Midwest Voices

kansascity.com

How to turn an enemy into a friend

Midwest Voices contributing columnist: Lawrence C. Marsh

The Kansas City Star

You’re new on the job, and some guy starts criticizing you, either directly or indirectly. You don’t know what to do, so here is the solution.

First you have to understand why someone would go out of their way to attack you. Often it is a combination of them having a brain with an enlarged amygdala and a relatively small anterior cingulated cortex.

Among its other important functions, the almond-shaped amygdala responds to threats, either actual or perceived. The amygdala generates the primitive fight or flight response. The guy may see you as a potential competitor for the boss’s attention. You are the new person, and new people initially get more attention that the old guy who seems to have been there forever.

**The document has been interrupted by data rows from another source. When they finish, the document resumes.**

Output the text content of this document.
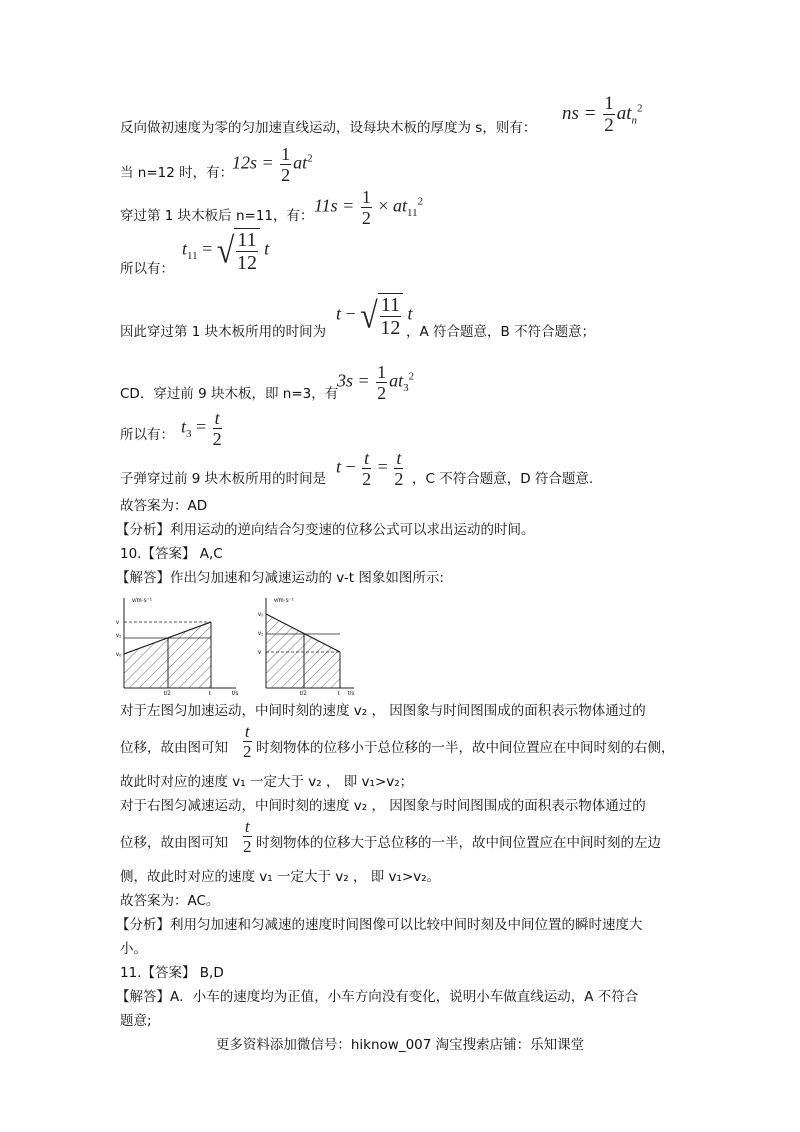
反向做初速度为零的匀加速直线运动，设每块木板的厚度为 s，则有：
ns = $\frac{1}{2} at_n^2$
当 n=12 时，有：
$12s = \frac{1}{2} at^2$
穿过第 1 块木板后 n=11，有：
$11s = \frac{1}{2} \times at_{11}^2$
所以有：
$t_{11}$ = √ $\frac{11}{12}$ t
因此穿过第 1 块木板所用的时间为
t − √ $\frac{11}{12}$ t
，A 符合题意，B 不符合题意；
CD．穿过前 9 块木板，即 n=3，有
$3s = \frac{1}{2} at_3^2$
所以有： $t_3 = \frac{t}{2}$
子弹穿过前 9 块木板所用的时间是
$t - \frac{t}{2} = \frac{t}{2}$ ，C 不符合题意，D 符合题意.
故答案为：AD
【分析】利用运动的逆向结合匀变速的位移公式可以求出运动的时间。
10.【答案】 A,C
【解答】作出匀加速和匀减速运动的 v-t 图象如图所示:
v/m·s⁻¹
v
v₂
v₀
t/2	t	t/s
v/m·s⁻¹
v₀
v₂
v
t/2	t t/s
对于左图匀加速运动，中间时刻的速度 v₂ ， 因图象与时间图围成的面积表示物体通过的
位移，故由图可知 $\frac{t}{2}$ 时刻物体的位移小于总位移的一半，故中间位置应在中间时刻的右侧，
故此时对应的速度 v₁ 一定大于 v₂ ， 即 v₁>v₂；
对于右图匀减速运动，中间时刻的速度 v₂ ， 因图象与时间图围成的面积表示物体通过的
位移，故由图可知 $\frac{t}{2}$ 时刻物体的位移大于总位移的一半，故中间位置应在中间时刻的左边
侧，故此时对应的速度 v₁ 一定大于 v₂ ， 即 v₁>v₂。
故答案为：AC。
【分析】利用匀加速和匀减速的速度时间图像可以比较中间时刻及中间位置的瞬时速度大
小。
11.【答案】 B,D
【解答】A．小车的速度均为正值，小车方向没有变化，说明小车做直线运动，A 不符合
题意;
更多资料添加微信号：hiknow_007 淘宝搜索店铺：乐知课堂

Since you are a potential enemy, the guy with the big amygdala lashes out at you either to your face or behind your back. To him it is just a matter of attack or be attacked, shoot or get shot. He is just acting to protect himself and his interests.

Compounding this problem is his small anterior cingulated cortex (ACC). The ACC is the key location in the brain for resolving conflicting evidence or different points of view. Someone with a small ACC hates uncertainty and abhors cognitive dissonance. Such a person takes a Manichean view of the world. Everything is either black or white. Gray areas just require too much mental energy to deal with.

His large amygdala has motivated him to attack you, but you can exploit his small ACC to get him to stop the attack and back off.

To him you have to be either a friend or an enemy. Because you appear as a potential threat, he has chosen to classify you as an enemy. But you can change that. He can’t handle cognitive dissonance.

By consistently treating him as a friend in an off-hand, routine way, you will throw a monkey wrench into the normal workings of his brain. Keep saying good things about him. Offer him some home baked cookies. His small ACC doesn’t allow for someone who is supposed to be an enemy, but refuses to act like an enemy. He cannot continue with this confusing and frustrating contradiction. If you insist on continuing to treat him as a friend, he has no choice but to cave in and finally accept you as a friend.

The interesting thing is that these types of people tend to have few friends. Once they accept you as their friend, you will have a very loyal friend indeed. The guy who was attacking you behind your back will now have your back.